In un anno sono raddoppiati i boschi bruciati dagli incendi sulle montagne lombarde. E’ quanto stima la Coldiretti regionale rispetto ai roghi che stanno devastando le province di Varese, Como, Lecco e Sondrio. Il fronte del fuoco si è allargato di oltre il 100% in un anno passando dai 200 ettari arsi nel 2016 ai 450 ettari attuali. Già nel 2015 – spiega un’analisi di Coldiretti Lombardia su dati Ersaf – sono stati registrati 225 incendi, con un significativo aumento sull’anno precedente (+132) e sulla media del decennio (169 all’anno). In 1 caso su 2 è colpa dell’uomo: nel 44% si tratta di eventi dolosi e nel 7% involontari, mentre il 48% ha cause dubbie, solo l’1% è riconducibile a cause naturali. Una volta superata l’emergenza – stima Coldiretti – ci vorranno almeno 15 anni per ricostruire i boschi andati a fuoco con danni all’ambiente, all’economia, al lavoro e al turismo.

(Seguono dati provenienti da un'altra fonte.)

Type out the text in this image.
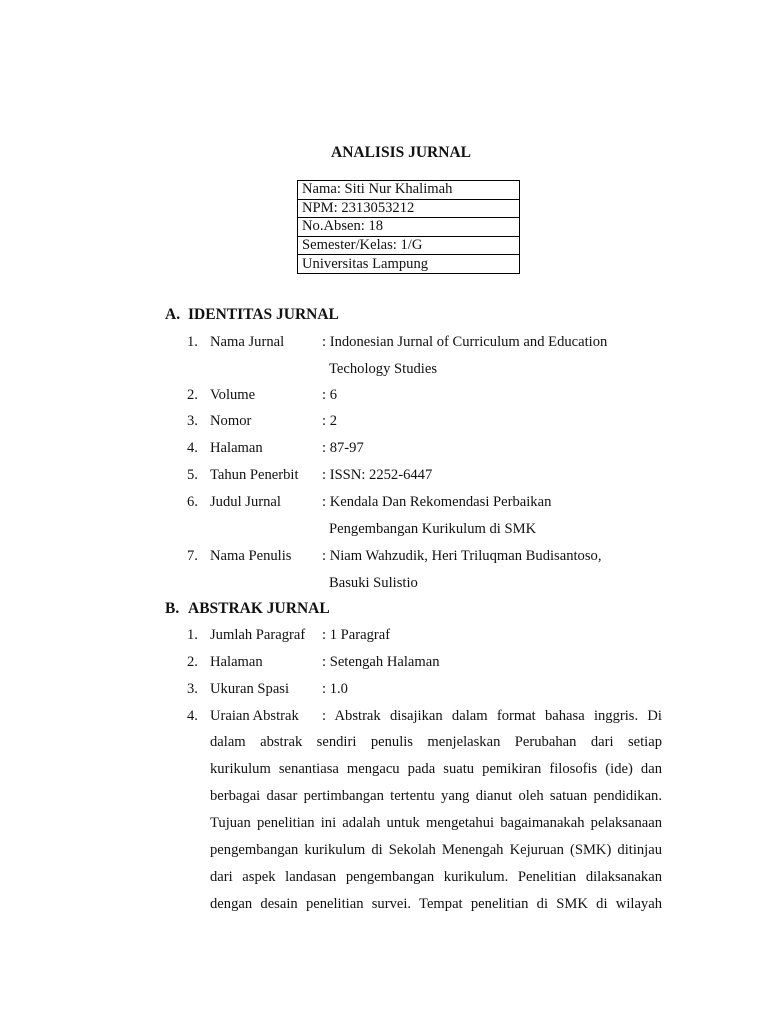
ANALISIS JURNAL
Nama: Siti Nur Khalimah
NPM: 2313053212
No.Absen: 18
Semester/Kelas: 1/G
Universitas Lampung
A. IDENTITAS JURNAL
1. Nama Jurnal	: Indonesian Jurnal of Curriculum and Education
Techology Studies
2. Volume	: 6
3. Nomor	: 2
4. Halaman	: 87-97
5. Tahun Penerbit : ISSN: 2252-6447
6. Judul Jurnal	: Kendala Dan Rekomendasi Perbaikan
Pengembangan Kurikulum di SMK
7. Nama Penulis : Niam Wahzudik, Heri Triluqman Budisantoso,
Basuki Sulistio
B. ABSTRAK JURNAL
1. Jumlah Paragraf : 1 Paragraf
2. Halaman	: Setengah Halaman
3. Ukuran Spasi : 1.0
4. Uraian Abstrak : Abstrak disajikan dalam format bahasa inggris. Di
dalam abstrak sendiri penulis menjelaskan Perubahan dari setiap
kurikulum senantiasa mengacu pada suatu pemikiran filosofis (ide) dan
berbagai dasar pertimbangan tertentu yang dianut oleh satuan pendidikan.
Tujuan penelitian ini adalah untuk mengetahui bagaimanakah pelaksanaan
pengembangan kurikulum di Sekolah Menengah Kejuruan (SMK) ditinjau
dari aspek landasan pengembangan kurikulum. Penelitian dilaksanakan
dengan desain penelitian survei. Tempat penelitian di SMK di wilayah
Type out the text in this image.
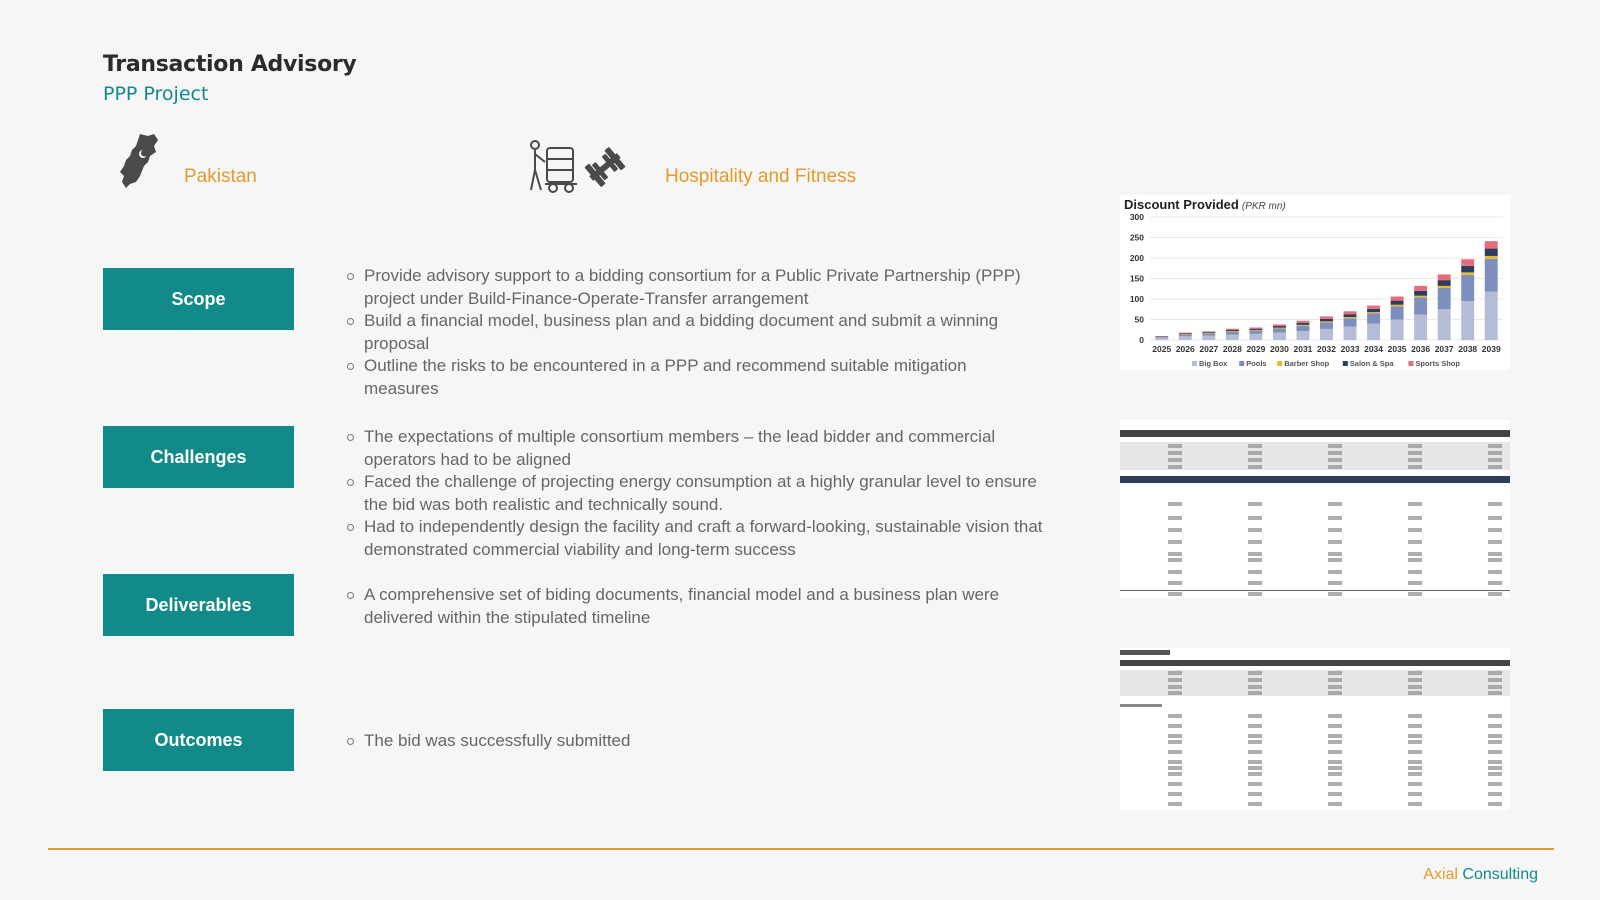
Transaction Advisory
PPP Project
Pakistan	Hospitality and Fitness
Scope
Provide advisory support to a bidding consortium for a Public Private Partnership (PPP) project under Build-Finance-Operate-Transfer arrangement
Build a financial model, business plan and a bidding document and submit a winning proposal
Outline the risks to be encountered in a PPP and recommend suitable mitigation measures
Challenges
The expectations of multiple consortium members – the lead bidder and commercial operators had to be aligned
Faced the challenge of projecting energy consumption at a highly granular level to ensure the bid was both realistic and technically sound.
Had to independently design the facility and craft a forward-looking, sustainable vision that demonstrated commercial viability and long-term success
Deliverables	A comprehensive set of biding documents, financial model and a business plan were delivered within the stipulated timeline
Outcomes	The bid was successfully submitted
Discount Provided (PKR mn)
0
50
100
150
200
250
300
2025 2026 2027 2028 2029 2030 2031 2032 2033 2034 2035 2036 2037 2038 2039
Big Box	Pools Barber Shop	Salon & Spa	Sports Shop
Axial Consulting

Nelle foreste andate a fuoco – precisa la Coldiretti – saranno impedite anche tutte le attività umane tradizionali del bosco come la raccolta della legna, dei tartufi e dei piccoli frutti, ma anche quelle di natura hobbistica come i funghi che coinvolgono decine di migliaia di appassionati. In Lombardia – spiega la Coldiretti– sono oltre 625mila gli ettari coperti da foreste e rappresentano un quarto dell’intera superficie regionale. Il 79% dei boschi è concentrato in aree montane, il 13% in collina e il resto in pianura e le oltre 280 aziende attive nella filiera legno-bosco danno lavoro a quasi mille persone. “Gli agricoltori – afferma Ettore Prandini, Presidente di Coldiretti Lombardia – svolgono un’opera fondamentale di presidio e tutela della montagna, degli alpeggi e dei boschi. I boschi sono un patrimonio che va ben gestito e tutelato, sia contro gli incendi che contro l’abbandono che è la prima condizione che favorisce i roghi”.